C’est le 18 mars 1965 que la conquête spatiale prend un nouveau tournant. Ce jour-là, le cosmonaute soviétique Alexeï Leonov devient le premier Homme à réaliser une sortie extravéhiculaire lors de la mission Voskhod 2, c’est-à-dire une sortie dans l’espace extra-atmosphérique hors de son vaisseau spatial lancé depuis le centre spatial de Baïkonour. À cette époque, l’URSS domine déjà la conquête spatiale et enchaîne les premiers exploits.

Le silence m'a frappé» : le cosmonaute Alexeï Leonov — RT en français
Le cosmonaute soviétique Alexei Leonov, lors de la première sortie extra-véhiculaire dans l’espace le 18 mars 1965

 Après la mise en orbite du vaisseau, une heure et demi s’écoule avant le moment où Leonov entre dans le sas de sortie gonflable pour réaliser sa sortie. La trappe donnant sur le vide s’ouvre, et dès lors, le cosmonaute flotte dans le vide pendant 12 minutes et 9 secondes tout en étant relié au vaisseau par un filin de 4,5 mètres. Il décrit :

« Un silence impressionnant, comme je n’en ai jamais rencontré sur Terre, si lourd et si profond que je commençais à entendre le bruit de mon propre corps. »

Alexeï Leonov, 1965

Mais par la suite, rien ne passe comme prévu. Alors qu’il prend l’initiative de rejoindre le vaisseau, Leonov réalise que son scaphandre a gonflé. Malgré tout, il parvient à rentrer dans le sas après avoir fourni un effort surhumain et à revenir sain et sauf sur Terre, bien que le retour rencontre aussi quelques soucis techniques, qui ont causé un atterrissage à 387 km du lieu prévu. Tout au long de l’exploit, une caméra enregistre les images retransmises peu après à des centaines de millions de téléspectateurs fascinés, et de nombreux articles de presse sont publiés à ce sujet qui contribuent à la gloire de l’URSS dans cette rivalité. Un extrait de ces images est disponible dans la vidéo ci-dessous.  De surcroît, Leonov raconte son expérience dans son livre Piéton de l’espace paru en 1970, à nouveau le tout à la gloire de l’URSS.

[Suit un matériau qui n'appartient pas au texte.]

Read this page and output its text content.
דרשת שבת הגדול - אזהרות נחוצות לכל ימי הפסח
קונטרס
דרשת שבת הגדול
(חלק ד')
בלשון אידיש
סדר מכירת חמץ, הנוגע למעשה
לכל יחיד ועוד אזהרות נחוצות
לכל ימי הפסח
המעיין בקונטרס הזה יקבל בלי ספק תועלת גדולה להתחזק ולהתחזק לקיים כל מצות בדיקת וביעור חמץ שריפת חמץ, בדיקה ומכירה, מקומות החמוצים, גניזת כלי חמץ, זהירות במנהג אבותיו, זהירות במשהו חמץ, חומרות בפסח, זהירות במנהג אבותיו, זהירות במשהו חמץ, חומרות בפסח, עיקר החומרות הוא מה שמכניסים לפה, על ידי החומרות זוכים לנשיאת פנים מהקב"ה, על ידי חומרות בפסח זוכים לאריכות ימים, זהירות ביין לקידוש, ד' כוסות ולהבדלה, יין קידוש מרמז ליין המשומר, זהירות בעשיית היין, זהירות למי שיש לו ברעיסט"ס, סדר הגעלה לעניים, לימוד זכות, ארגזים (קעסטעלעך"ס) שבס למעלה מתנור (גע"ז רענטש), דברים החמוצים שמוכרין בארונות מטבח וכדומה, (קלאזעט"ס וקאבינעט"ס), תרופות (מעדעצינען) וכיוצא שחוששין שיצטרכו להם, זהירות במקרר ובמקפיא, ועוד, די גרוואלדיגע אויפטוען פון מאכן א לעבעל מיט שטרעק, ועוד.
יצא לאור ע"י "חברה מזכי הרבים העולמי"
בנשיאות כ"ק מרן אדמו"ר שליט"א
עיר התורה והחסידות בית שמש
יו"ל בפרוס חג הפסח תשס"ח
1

De leur côté, les États-Unis connaissent un retard technologique, c’est pourquoi ils n’effectueront leur première sortie extravéhiculaire qu’environ trois mois plus tard, le 3 juin 1965. Ici, c’est l’astronaute américain Edward White qui réalise cette première américaine lors de la mission Gemini 4, deuxième mission avec équipage de la série Gemini, qui a transporté James McDivitt et Edward White sur un vol de plus de 4 jours. Après la dépressurisation de la cabine, White sort du vaisseau et flotte dans le vide en se déplaçant grâce au HHSMU (Hand Held Self Maneuvring Unit), un pistolet à jet de gaz.

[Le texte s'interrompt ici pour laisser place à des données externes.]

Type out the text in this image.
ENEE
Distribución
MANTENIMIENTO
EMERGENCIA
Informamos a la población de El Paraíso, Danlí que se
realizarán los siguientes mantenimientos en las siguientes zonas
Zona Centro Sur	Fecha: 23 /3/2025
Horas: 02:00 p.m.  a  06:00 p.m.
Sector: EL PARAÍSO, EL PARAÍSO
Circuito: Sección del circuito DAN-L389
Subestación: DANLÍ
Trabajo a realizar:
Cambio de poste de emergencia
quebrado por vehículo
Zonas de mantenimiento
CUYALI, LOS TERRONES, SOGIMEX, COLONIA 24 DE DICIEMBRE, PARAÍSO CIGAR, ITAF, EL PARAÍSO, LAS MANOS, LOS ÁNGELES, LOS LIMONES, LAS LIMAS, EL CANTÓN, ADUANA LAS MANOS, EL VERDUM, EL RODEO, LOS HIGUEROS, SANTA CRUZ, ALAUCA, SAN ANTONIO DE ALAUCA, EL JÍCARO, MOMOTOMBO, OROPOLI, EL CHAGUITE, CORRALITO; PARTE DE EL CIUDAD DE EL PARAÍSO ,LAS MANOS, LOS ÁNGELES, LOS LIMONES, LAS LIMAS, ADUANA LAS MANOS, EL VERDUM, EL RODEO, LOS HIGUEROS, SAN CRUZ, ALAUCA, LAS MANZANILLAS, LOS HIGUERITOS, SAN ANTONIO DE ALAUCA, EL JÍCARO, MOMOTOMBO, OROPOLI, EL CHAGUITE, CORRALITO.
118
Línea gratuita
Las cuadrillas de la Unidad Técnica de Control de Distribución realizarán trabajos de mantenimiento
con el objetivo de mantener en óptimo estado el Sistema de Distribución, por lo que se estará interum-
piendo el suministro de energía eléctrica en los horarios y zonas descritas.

L’Américain Edward White sortant de son vaisseau, le 3 juin 1965.

Sa sortie dure 22 minutes, soit 10 de plus que celle de Leonov, et est très appréciée de l’astronaute qui ne montre aucun signe de désorientation et qui déclare même “C’est le moment le plus triste de ma vie” au moment de rejoindre le vaisseau. Le journal France-Soir ne manque pas de rapporter cela le 5 juin, en titrant en gros caractères «Rentres dans la cabine ! – Non je veux rester dans le ciel! ». Les images de la sortie spatiale d’Edward White sont capturées par les caméras accrochées à la capsule Gemini 4. La vidéo ci-dessous en présente un court extrait. De plus, des images de sa sortie spatiale iconique figurent sur le disque gravé porté par les deux sondes Voyager, véritables bouteilles à la mer parcourant l’Univers.

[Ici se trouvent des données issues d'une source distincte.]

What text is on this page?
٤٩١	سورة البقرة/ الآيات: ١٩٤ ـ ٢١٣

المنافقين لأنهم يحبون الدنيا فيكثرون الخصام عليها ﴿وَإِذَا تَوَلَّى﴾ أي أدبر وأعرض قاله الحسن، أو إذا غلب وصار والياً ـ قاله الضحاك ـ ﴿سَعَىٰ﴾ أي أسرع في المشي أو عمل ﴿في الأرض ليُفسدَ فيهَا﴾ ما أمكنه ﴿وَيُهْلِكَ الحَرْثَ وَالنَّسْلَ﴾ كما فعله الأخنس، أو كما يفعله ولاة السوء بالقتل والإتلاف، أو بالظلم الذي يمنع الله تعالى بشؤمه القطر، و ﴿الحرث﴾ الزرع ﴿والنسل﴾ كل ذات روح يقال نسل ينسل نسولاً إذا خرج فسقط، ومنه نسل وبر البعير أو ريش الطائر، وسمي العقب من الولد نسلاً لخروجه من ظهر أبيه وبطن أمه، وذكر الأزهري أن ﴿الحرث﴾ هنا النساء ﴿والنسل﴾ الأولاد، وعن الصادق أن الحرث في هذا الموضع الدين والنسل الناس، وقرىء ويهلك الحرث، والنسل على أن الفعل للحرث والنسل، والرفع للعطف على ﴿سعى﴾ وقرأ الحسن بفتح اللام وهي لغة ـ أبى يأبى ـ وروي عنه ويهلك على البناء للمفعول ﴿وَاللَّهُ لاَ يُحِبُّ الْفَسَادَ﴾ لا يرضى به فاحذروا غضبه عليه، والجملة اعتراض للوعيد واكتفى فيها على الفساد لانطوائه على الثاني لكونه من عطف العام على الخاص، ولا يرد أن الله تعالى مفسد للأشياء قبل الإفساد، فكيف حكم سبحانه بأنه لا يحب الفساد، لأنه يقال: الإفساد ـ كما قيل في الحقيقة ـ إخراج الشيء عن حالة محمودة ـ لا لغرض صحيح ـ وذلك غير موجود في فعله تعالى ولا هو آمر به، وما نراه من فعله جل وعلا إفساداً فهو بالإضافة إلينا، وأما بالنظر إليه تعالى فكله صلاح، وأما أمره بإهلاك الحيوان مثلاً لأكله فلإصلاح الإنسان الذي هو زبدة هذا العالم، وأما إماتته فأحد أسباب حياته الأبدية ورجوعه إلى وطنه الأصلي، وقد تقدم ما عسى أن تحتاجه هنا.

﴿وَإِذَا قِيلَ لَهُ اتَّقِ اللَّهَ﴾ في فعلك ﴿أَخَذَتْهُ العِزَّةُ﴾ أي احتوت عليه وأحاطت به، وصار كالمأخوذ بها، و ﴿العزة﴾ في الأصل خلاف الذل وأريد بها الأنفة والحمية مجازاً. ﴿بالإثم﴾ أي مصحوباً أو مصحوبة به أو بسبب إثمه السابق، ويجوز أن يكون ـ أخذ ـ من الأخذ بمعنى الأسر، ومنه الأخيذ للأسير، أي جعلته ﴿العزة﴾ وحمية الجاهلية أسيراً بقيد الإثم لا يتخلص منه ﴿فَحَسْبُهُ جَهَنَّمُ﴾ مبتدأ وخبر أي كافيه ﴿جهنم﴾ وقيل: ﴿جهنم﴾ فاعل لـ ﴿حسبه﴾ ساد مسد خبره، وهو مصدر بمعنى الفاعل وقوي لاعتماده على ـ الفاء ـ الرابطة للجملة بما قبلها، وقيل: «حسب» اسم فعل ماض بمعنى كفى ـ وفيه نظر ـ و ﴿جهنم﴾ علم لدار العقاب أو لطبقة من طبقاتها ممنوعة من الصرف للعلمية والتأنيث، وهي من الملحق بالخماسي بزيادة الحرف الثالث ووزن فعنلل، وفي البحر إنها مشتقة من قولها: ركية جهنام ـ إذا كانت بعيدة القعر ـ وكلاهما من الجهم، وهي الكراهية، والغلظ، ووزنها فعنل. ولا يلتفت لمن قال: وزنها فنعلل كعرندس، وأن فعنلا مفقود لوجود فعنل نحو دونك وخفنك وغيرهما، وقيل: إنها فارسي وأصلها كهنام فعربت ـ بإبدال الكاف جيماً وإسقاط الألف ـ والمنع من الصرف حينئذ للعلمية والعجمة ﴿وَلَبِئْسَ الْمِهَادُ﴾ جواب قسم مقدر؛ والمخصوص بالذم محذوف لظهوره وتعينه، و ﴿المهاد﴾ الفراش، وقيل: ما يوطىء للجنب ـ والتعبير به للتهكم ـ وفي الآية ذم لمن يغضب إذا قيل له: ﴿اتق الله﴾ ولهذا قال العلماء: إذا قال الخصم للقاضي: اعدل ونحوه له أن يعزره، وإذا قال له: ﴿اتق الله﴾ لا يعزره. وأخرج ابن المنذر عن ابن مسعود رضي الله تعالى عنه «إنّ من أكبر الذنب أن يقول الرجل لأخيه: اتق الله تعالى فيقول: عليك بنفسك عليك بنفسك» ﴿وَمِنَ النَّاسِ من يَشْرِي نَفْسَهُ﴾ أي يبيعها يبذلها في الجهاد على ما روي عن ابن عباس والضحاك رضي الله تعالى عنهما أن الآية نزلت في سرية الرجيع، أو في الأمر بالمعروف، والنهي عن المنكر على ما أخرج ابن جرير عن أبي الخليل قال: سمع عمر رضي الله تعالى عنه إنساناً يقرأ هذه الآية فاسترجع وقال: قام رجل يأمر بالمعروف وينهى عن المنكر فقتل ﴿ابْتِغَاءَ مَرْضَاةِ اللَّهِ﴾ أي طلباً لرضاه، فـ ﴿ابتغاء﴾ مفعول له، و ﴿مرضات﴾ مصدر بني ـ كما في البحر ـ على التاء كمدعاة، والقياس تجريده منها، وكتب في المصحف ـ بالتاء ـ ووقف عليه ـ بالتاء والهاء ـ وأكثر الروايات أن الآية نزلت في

Le vol se poursuit sans encombres, diverses expérimentations sont menées comme par exemple des mesures de radiations ou de position par rapport à des étoiles. Après que le vaisseau ait effectué 62 orbites en quatre jours, le retour se fait sans réelle difficulté, si ce n’est que l’amerrissage ne se fait pas au point prévu. Pour ce qui est de l’objectif, ce vol est prévu afin d’étudier les limites du vol spatial habité en vue d’un voyage vers la Lune.

Gemini 4 — Wikipédia
Edward White à gauche, James McDivitt à droite

Malgré les risques, le pari entrepris par Jim McDivitt et Edward White a porté ses fruits. Gemini 4 a donné à la NASA la confiance nécessaire pour tenter un vol encore plus long la prochaine fois. Par la suite, les sorties extra-véhiculaires vont se multiplier comme celle de Bruce McCandless en 1984, qui est le premier à l’effectuer sans câble mais avec un fauteuil équipé de petits propulseurs.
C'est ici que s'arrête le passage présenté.